Uman, "Chaleur Humaine" 1992, 8-bit samplers were cutting-edge gear. This reissue of Chaleur Humaine by French siblings Danielle and Didier Jean, shows Didier's use of a sampler to reshape and project his sister’s voice into a memorable, magical-sounding dream world with barely discernible hints of doom under the glossy enveloping surface. At times it is reminiscent of the tracks "Alsee," "Criminie," "Bruma," and " Wask," on Nuno Canavarro’s Plux Quba (1988). Very different albums in some senses, but in a wildly imperfect analogy, the recognizable voice parts on Plux are like Elizabeth Fraser hiccuping through tubes in an Yves Tanguy surrealist painting whereas Chaleur resembles Virginia Astley and Sheila Chandra harmonizing with helium-high hedgehogs in a symbolist landscape by Marc Chagall.

Freedom to Spend

A poem recurs throughout Chaleur Humaine in a variety of languages, including English, Russian, Arabic, Hebrew, and Vietnamese: "It’s this force, almost animal, warm, like a kiss, fresh like the morning dew, that we call human warmth" but not even that can derail this sultry cinematic music. Wordless vocalizing is used as glitchy percussive punctuation and haunting backdrop. Spoken word combines with splashes of metallic synth, angelic and robotic gibbering, as Didier digitally accelerates, delays and reverses sound sources to create an ambient landscape across which the imagination may travel. I felt I was in a futuristic sound sauna one minute and the next was at the wheel of a car, filmed from above, speeding across deserts, gliding over bridges, and easing through streets ablaze with neon nightlife.

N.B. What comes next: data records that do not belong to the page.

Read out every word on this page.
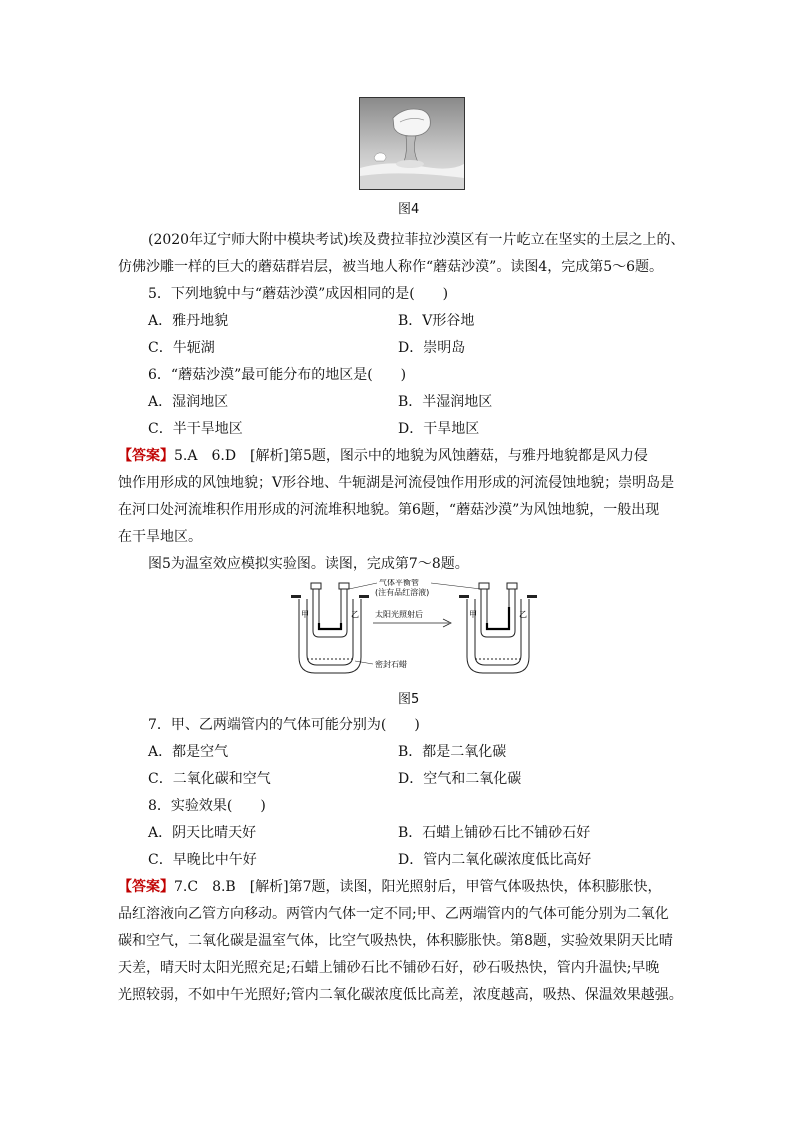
图4
(2020年辽宁师大附中模块考试)埃及费拉菲拉沙漠区有一片屹立在坚实的土层之上的、
仿佛沙雕一样的巨大的蘑菇群岩层，被当地人称作“蘑菇沙漠”。读图4，完成第5～6题。
5．下列地貌中与“蘑菇沙漠”成因相同的是(　　)
A．雅丹地貌	B．V形谷地
C．牛轭湖	D．崇明岛
6．“蘑菇沙漠”最可能分布的地区是(　　)
A．湿润地区	B．半湿润地区
C．半干旱地区	D．干旱地区
【答案】5.A　6.D　[解析]第5题，图示中的地貌为风蚀蘑菇，与雅丹地貌都是风力侵
蚀作用形成的风蚀地貌；V形谷地、牛轭湖是河流侵蚀作用形成的河流侵蚀地貌；崇明岛是
在河口处河流堆积作用形成的河流堆积地貌。第6题，“蘑菇沙漠”为风蚀地貌，一般出现
在干旱地区。
图5为温室效应模拟实验图。读图，完成第7～8题。
甲	乙	甲	乙
气体平衡管
(注有品红溶液)
太阳光照射后
密封石蜡
图5
7．甲、乙两端管内的气体可能分别为(　　)
A．都是空气	B．都是二氧化碳
C．二氧化碳和空气	D．空气和二氧化碳
8．实验效果(　　)
A．阴天比晴天好	B．石蜡上铺砂石比不铺砂石好
C．早晚比中午好	D．管内二氧化碳浓度低比高好
【答案】7.C　8.B　[解析]第7题，读图，阳光照射后，甲管气体吸热快，体积膨胀快，
品红溶液向乙管方向移动。两管内气体一定不同;甲、乙两端管内的气体可能分别为二氧化
碳和空气，二氧化碳是温室气体，比空气吸热快，体积膨胀快。第8题，实验效果阴天比晴
天差，晴天时太阳光照充足;石蜡上铺砂石比不铺砂石好，砂石吸热快，管内升温快;早晚
光照较弱，不如中午光照好;管内二氧化碳浓度低比高差，浓度越高，吸热、保温效果越强。
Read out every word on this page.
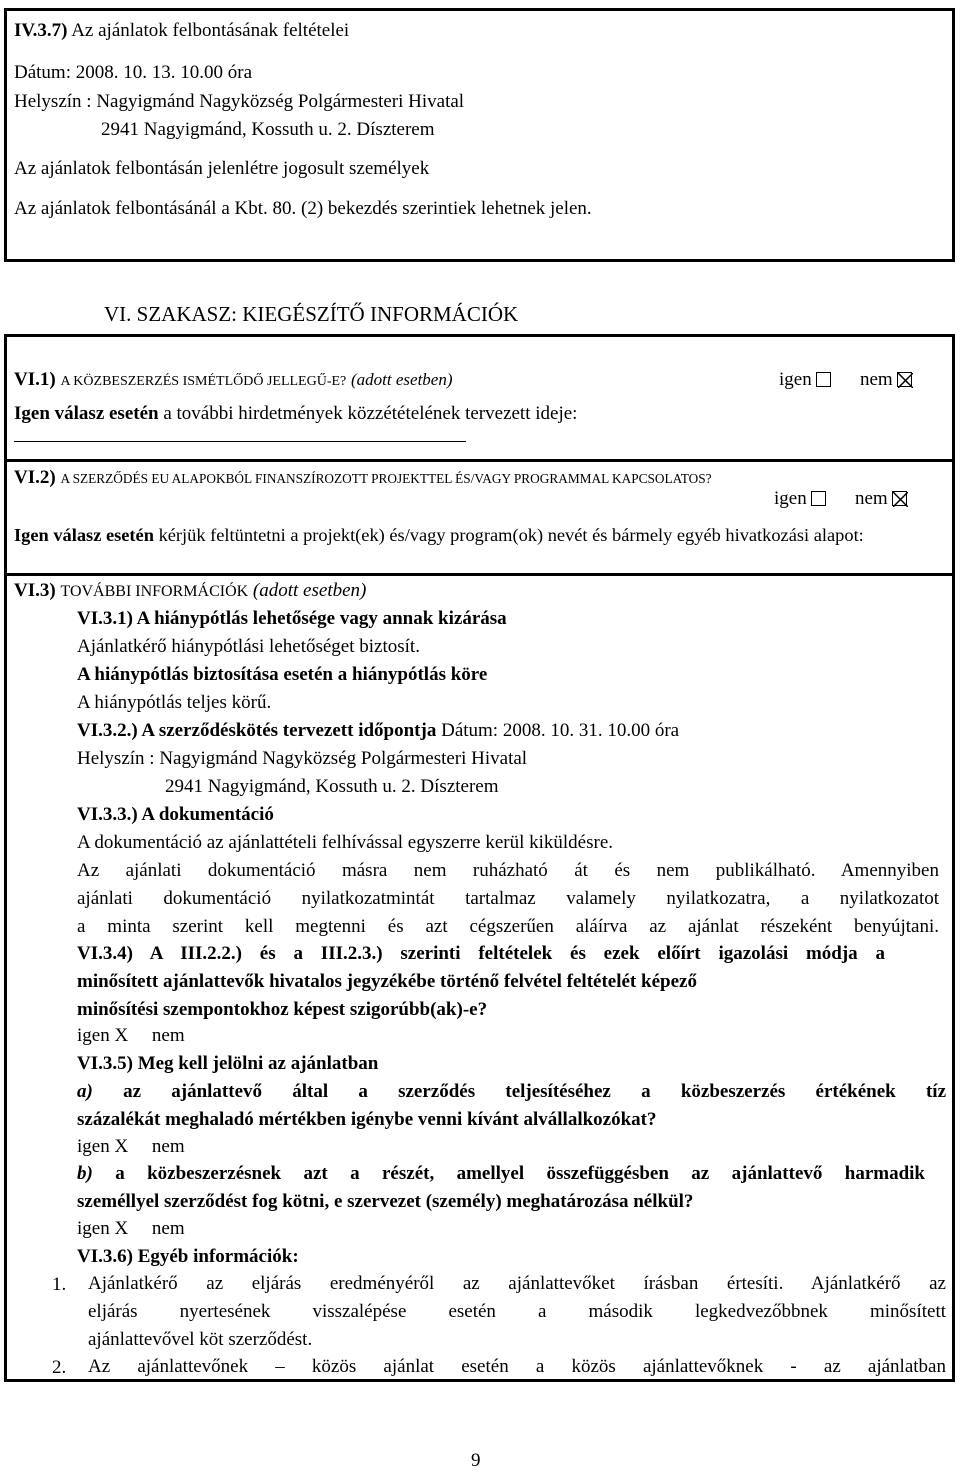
IV.3.7) Az ajánlatok felbontásának feltételei
Dátum: 2008. 10. 13. 10.00 óra
Helyszín : Nagyigmánd Nagyközség Polgármesteri Hivatal
2941 Nagyigmánd, Kossuth u. 2. Díszterem
Az ajánlatok felbontásán jelenlétre jogosult személyek
Az ajánlatok felbontásánál a Kbt. 80. (2) bekezdés szerintiek lehetnek jelen.
VI. SZAKASZ: KIEGÉSZÍTŐ INFORMÁCIÓK
VI.1) A KÖZBESZERZÉS ISMÉTLŐDŐ JELLEGŰ-E? (adott esetben)	igen	nem
Igen válasz esetén a további hirdetmények közzétételének tervezett ideje:
VI.2) A SZERZŐDÉS EU ALAPOKBÓL FINANSZÍROZOTT PROJEKTTEL ÉS/VAGY PROGRAMMAL KAPCSOLATOS?
igen	nem
Igen válasz esetén kérjük feltüntetni a projekt(ek) és/vagy program(ok) nevét és bármely egyéb hivatkozási alapot:
VI.3) TOVÁBBI INFORMÁCIÓK (adott esetben)
VI.3.1) A hiánypótlás lehetősége vagy annak kizárása
Ajánlatkérő hiánypótlási lehetőséget biztosít.
A hiánypótlás biztosítása esetén a hiánypótlás köre
A hiánypótlás teljes körű.
VI.3.2.) A szerződéskötés tervezett időpontja Dátum: 2008. 10. 31. 10.00 óra
Helyszín : Nagyigmánd Nagyközség Polgármesteri Hivatal
2941 Nagyigmánd, Kossuth u. 2. Díszterem
VI.3.3.) A dokumentáció
A dokumentáció az ajánlattételi felhívással egyszerre kerül kiküldésre.
Az ajánlati dokumentáció másra nem ruházható át és nem publikálható. Amennyiben
ajánlati dokumentáció nyilatkozatmintát tartalmaz valamely nyilatkozatra, a nyilatkozatot
a minta szerint kell megtenni és azt cégszerűen aláírva az ajánlat részeként benyújtani.
VI.3.4) A III.2.2.) és a III.2.3.) szerinti feltételek és ezek előírt igazolási módja a
minősített ajánlattevők hivatalos jegyzékébe történő felvétel feltételét képező
minősítési szempontokhoz képest szigorúbb(ak)-e?
igen X     nem
VI.3.5) Meg kell jelölni az ajánlatban
a) az ajánlattevő által a szerződés teljesítéséhez a közbeszerzés értékének tíz
százalékát meghaladó mértékben igénybe venni kívánt alvállalkozókat?
igen X     nem
b) a közbeszerzésnek azt a részét, amellyel összefüggésben az ajánlattevő harmadik
személlyel szerződést fog kötni, e szervezet (személy) meghatározása nélkül?
igen X     nem
VI.3.6) Egyéb információk:
1. Ajánlatkérő az eljárás eredményéről az ajánlattevőket írásban értesíti. Ajánlatkérő az
eljárás nyertesének visszalépése esetén a második legkedvezőbbnek minősített
ajánlattevővel köt szerződést.
2. Az ajánlattevőnek – közös ajánlat esetén a közös ajánlattevőknek - az ajánlatban
9
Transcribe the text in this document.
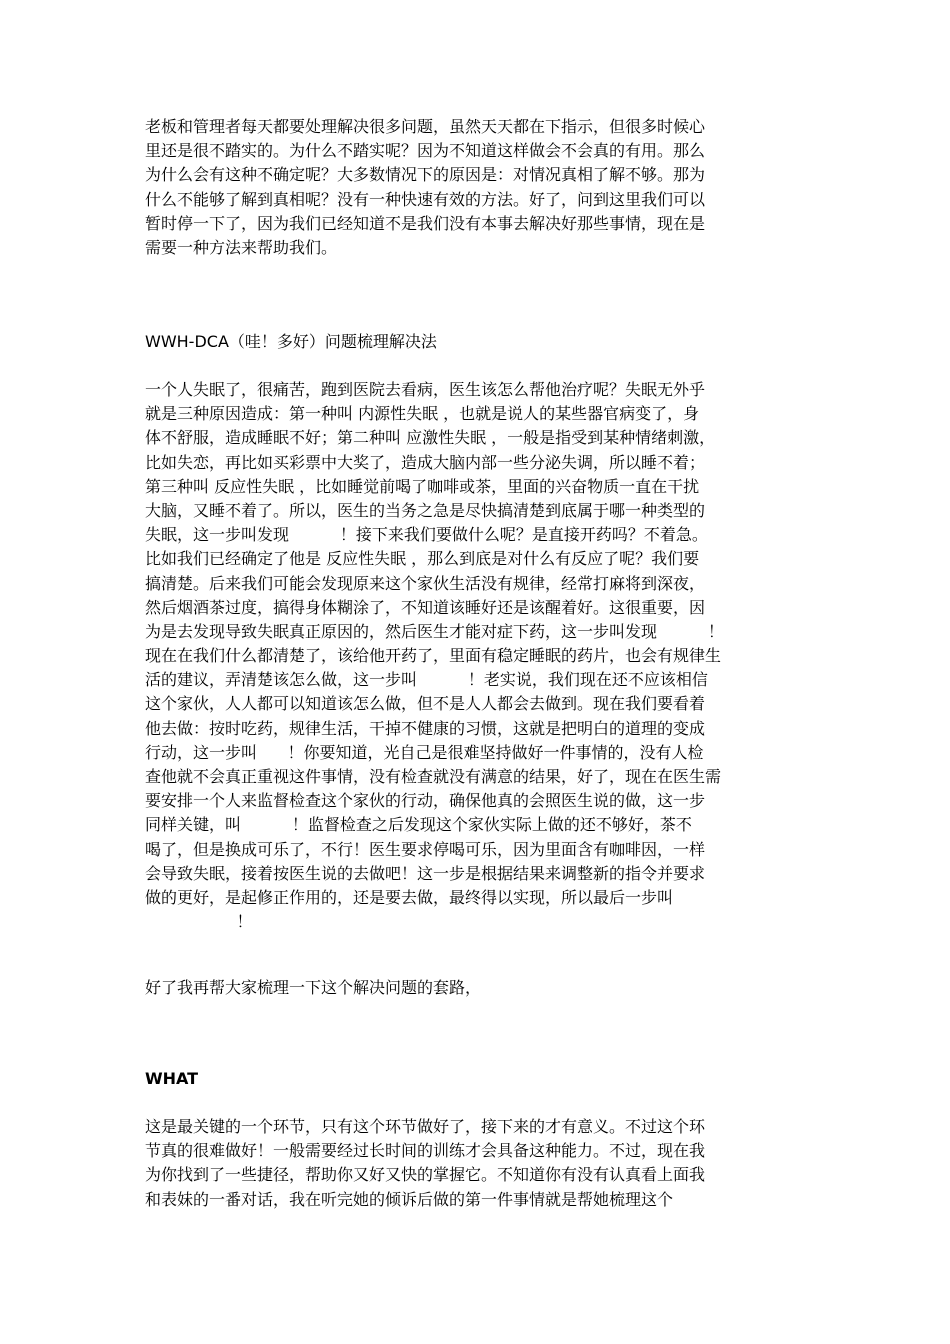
老板和管理者每天都要处理解决很多问题，虽然天天都在下指示，但很多时候心
里还是很不踏实的。为什么不踏实呢？因为不知道这样做会不会真的有用。那么
为什么会有这种不确定呢？大多数情况下的原因是：对情况真相了解不够。那为
什么不能够了解到真相呢？没有一种快速有效的方法。好了，问到这里我们可以
暂时停一下了，因为我们已经知道不是我们没有本事去解决好那些事情，现在是
需要一种方法来帮助我们。
WWH-DCA（哇！多好）问题梳理解决法
一个人失眠了，很痛苦，跑到医院去看病，医生该怎么帮他治疗呢？失眠无外乎
就是三种原因造成：第一种叫 内源性失眠 ，也就是说人的某些器官病变了，身
体不舒服，造成睡眠不好；第二种叫 应激性失眠 ，一般是指受到某种情绪刺激，
比如失恋，再比如买彩票中大奖了，造成大脑内部一些分泌失调，所以睡不着；
第三种叫 反应性失眠 ，比如睡觉前喝了咖啡或茶，里面的兴奋物质一直在干扰
大脑，又睡不着了。所以，医生的当务之急是尽快搞清楚到底属于哪一种类型的
失眠，这一步叫发现          ！接下来我们要做什么呢？是直接开药吗？不着急。
比如我们已经确定了他是 反应性失眠 ，那么到底是对什么有反应了呢？我们要
搞清楚。后来我们可能会发现原来这个家伙生活没有规律，经常打麻将到深夜，
然后烟酒茶过度，搞得身体糊涂了，不知道该睡好还是该醒着好。这很重要，因
为是去发现导致失眠真正原因的，然后医生才能对症下药，这一步叫发现          ！
现在在我们什么都清楚了，该给他开药了，里面有稳定睡眠的药片，也会有规律生
活的建议，弄清楚该怎么做，这一步叫          ！老实说，我们现在还不应该相信
这个家伙，人人都可以知道该怎么做，但不是人人都会去做到。现在我们要看着
他去做：按时吃药，规律生活，干掉不健康的习惯，这就是把明白的道理的变成
行动，这一步叫      ！你要知道，光自己是很难坚持做好一件事情的，没有人检
查他就不会真正重视这件事情，没有检查就没有满意的结果，好了，现在在医生需
要安排一个人来监督检查这个家伙的行动，确保他真的会照医生说的做，这一步
同样关键，叫          ！监督检查之后发现这个家伙实际上做的还不够好，茶不
喝了，但是换成可乐了，不行！医生要求停喝可乐，因为里面含有咖啡因，一样
会导致失眠，接着按医生说的去做吧！这一步是根据结果来调整新的指令并要求
做的更好，是起修正作用的，还是要去做，最终得以实现，所以最后一步叫
！
好了我再帮大家梳理一下这个解决问题的套路，
WHAT
这是最关键的一个环节，只有这个环节做好了，接下来的才有意义。不过这个环
节真的很难做好！一般需要经过长时间的训练才会具备这种能力。不过，现在我
为你找到了一些捷径，帮助你又好又快的掌握它。不知道你有没有认真看上面我
和表妹的一番对话，我在听完她的倾诉后做的第一件事情就是帮她梳理这个
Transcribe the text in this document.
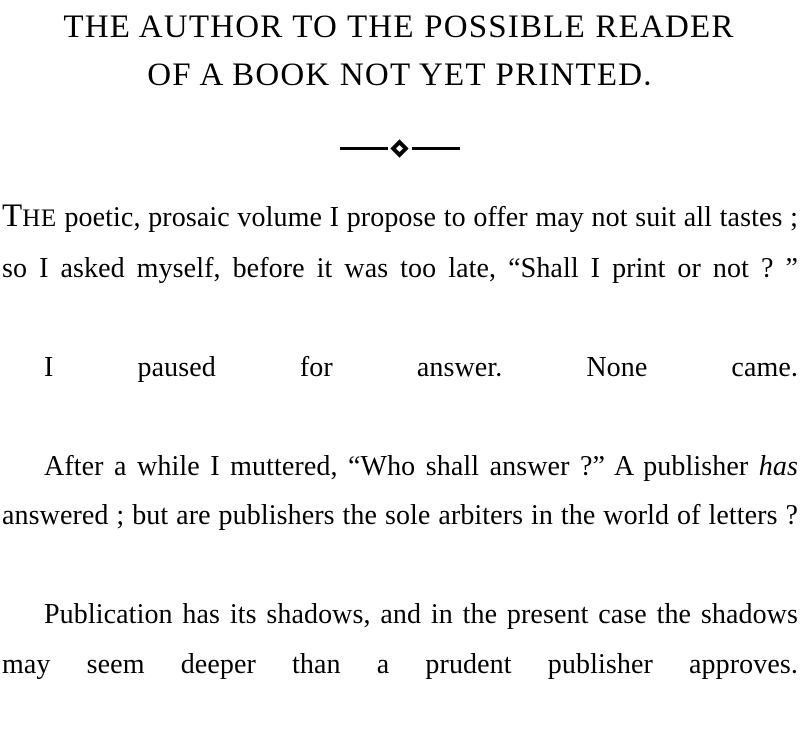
THE AUTHOR TO THE POSSIBLE READER
OF A BOOK NOT YET PRINTED.

THE poetic, prosaic volume I propose to offer may not suit all tastes ; so I asked myself, before it was too late, “Shall I print or not ? ”

I paused for answer. None came.

After a while I muttered, “Who shall answer ?” A publisher has answered ; but are publishers the sole arbiters in the world of letters ?

Publication has its shadows, and in the present case the shadows may seem deeper than a prudent publisher approves.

No parts of this album should be skipped, and I’m not picking highlights here so much as listing examples. At just over six minutes "Memoire Vive" is perhaps the cornerstone of the recording, the proof in the pudding, meringue light/spotted dick substantial. It is as sleek and sensual as Air and Brigitte Bardot collaborating for a Bond movie theme. Other songs are brilliantly brief (the icy eroticism of the title piece runs at just 1.40). I think of this record less in terms of rainforest and meditation and far more as a bright yet brooding sci-fi soundtrack. God knows it would have livened up the dull as fifty shades of dystopia Blade Runner 2049.

Didier uses spare flourishes of piano and brass to great effect, and the combination of strings with his treatment of Danielle's voice at the start of "Human" have an aching melancholic overdrive similar to more recent compositions by Max Richter. Soon enough, though, UMAN ditch that for a breezy, pseudo-swing, like elevator music for an elevator capable of rising out the top of a building into the clouds.

The melody of "Cordes Sensible" flickers like low setting sunlight in a car driver’s eyes, then the track glides into a propulsive rhythm and drops in a deeper bass sound. It’s almost in Moon Safari territory. "Maelstrom" has reverse breathing which I like to imagine sucks the lazy "New Age" music tag into a cup and throws it out of that speeding car. Since the duo are environmentally conscious let's also imagine it lands neatly in a recycle/reuse bin.

Surely no one will trot out a list of more recent artists and claim that Chaleur Humaine evolved music (that cannot even seriously be argued for Plux Quba), but it truly is a strange and lovely milestone on the analog-digital road. UMAN call themselves "harmony architects’ and while they have created a fine musical structure here, part of their original inspiration may have been to encourage planet-wide unity. This is not possible through overt messages, but keep in mind the subliminal effects of music. Parts of the album gave me a daydream of Kubrick’s evolved planet-sized baby at the end of 2001 and I reimagined the mega-infant sweetly warbling a dreadful warning. Yes, it was only Didier manipulating his sister's voice on a forgotten recording. Our planet has changed since 1992, and while human warmth is one thing, global warming is quite another. If Earth now resembles a vehicle pulling onto an irreversible road to hellish heat death, this beautifully innocent and irrelevant record can be a heavenly note in the glove-compartment of that prophesy. And if there are to be water wars, then (to misquote a hit man from the film In Bruges) "if UMAN have got the Vietnamese, I’m definitely fighting on their side."